According to the AFR report, Byers said APRA’s would still have a sharp focus on the loan books of Australian banks, but it would focus on commercial property lending.

“In the history of banking, commercial property has always been front and centre whenever there have been any serious issues in the system. So it is natural that at times when valuations look to be on the high side, we are making sure the lending quality of the banks and the basis on which they are assessing credit is maintaining a healthy degree of prudence about it,” he said according to the AFR.

During his speech at the event, Byers also said that while the regulator’s recent push to require lenders to hold increased amount of capital against their loan books has strengthened the Australian banking system but it is nearly impossible to guarantee their won’t be any future collapses.

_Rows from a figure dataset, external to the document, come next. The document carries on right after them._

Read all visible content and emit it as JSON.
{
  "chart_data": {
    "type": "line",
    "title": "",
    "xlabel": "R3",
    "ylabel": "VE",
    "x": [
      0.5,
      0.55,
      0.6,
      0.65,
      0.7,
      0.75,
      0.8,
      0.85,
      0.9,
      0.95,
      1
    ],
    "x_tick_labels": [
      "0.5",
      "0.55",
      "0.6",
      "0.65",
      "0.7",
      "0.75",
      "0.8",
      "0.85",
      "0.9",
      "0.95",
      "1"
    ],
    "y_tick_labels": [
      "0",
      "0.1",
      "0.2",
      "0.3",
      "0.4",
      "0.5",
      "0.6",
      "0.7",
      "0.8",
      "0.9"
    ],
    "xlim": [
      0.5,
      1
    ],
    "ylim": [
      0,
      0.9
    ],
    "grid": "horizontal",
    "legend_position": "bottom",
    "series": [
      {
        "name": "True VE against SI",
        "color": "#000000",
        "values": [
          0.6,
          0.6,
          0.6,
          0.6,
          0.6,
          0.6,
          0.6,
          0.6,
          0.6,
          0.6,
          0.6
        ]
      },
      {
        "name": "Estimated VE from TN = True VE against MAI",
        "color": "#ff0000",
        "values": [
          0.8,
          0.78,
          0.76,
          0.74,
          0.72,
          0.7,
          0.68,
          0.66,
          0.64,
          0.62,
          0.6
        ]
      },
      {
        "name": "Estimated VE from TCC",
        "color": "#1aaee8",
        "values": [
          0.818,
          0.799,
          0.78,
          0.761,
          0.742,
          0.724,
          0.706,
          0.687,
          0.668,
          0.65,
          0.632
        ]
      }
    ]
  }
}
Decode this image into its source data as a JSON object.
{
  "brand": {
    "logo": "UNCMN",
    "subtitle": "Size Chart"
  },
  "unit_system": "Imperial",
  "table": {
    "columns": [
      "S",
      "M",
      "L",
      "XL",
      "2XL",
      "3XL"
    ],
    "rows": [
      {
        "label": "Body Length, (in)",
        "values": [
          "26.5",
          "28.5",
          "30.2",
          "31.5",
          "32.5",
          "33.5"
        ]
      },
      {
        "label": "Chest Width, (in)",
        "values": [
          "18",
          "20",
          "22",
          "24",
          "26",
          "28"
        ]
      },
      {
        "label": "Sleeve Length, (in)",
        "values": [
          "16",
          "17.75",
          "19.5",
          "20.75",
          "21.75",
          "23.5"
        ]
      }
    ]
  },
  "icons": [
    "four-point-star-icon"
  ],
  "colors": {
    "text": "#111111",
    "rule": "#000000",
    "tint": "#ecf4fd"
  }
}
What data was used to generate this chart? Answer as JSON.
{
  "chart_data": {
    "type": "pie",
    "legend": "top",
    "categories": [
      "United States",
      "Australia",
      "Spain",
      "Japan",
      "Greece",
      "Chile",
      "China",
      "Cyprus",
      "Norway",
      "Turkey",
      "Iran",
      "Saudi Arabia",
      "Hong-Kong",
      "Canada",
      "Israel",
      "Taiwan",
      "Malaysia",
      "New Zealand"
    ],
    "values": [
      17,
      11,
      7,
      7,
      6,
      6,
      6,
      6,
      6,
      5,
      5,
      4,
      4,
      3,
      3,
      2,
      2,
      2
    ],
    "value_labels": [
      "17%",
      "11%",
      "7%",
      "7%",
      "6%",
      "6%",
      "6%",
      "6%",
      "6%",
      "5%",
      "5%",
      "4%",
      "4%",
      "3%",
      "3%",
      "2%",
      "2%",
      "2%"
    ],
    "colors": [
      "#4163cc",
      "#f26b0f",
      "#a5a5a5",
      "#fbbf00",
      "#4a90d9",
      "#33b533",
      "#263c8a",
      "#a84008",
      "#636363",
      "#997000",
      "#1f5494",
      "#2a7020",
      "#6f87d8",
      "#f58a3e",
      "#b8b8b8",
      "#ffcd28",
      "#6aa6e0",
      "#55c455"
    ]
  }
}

“We also need to remember there are no guarantees. No level of capital (short of 100% equity funding) can provide creditors with an absolute guarantee against the possibility of bank failure,” Byers said.

“Adequate capital is undoubtedly critical to the stability of any banking system. But to return to today’s theme, we can’t solely ‘bank on capital’ to deliver safety and stability. If we accept that failures, while hopefully still reasonably rare, are nevertheless inevitable, then preparation to minimise their impact is an essential investment,” he said.

To minimise any impact, Byres said its essential the APRA continues to have an active supervisory role of the industry and that it retains its willingness to intervene if necessary.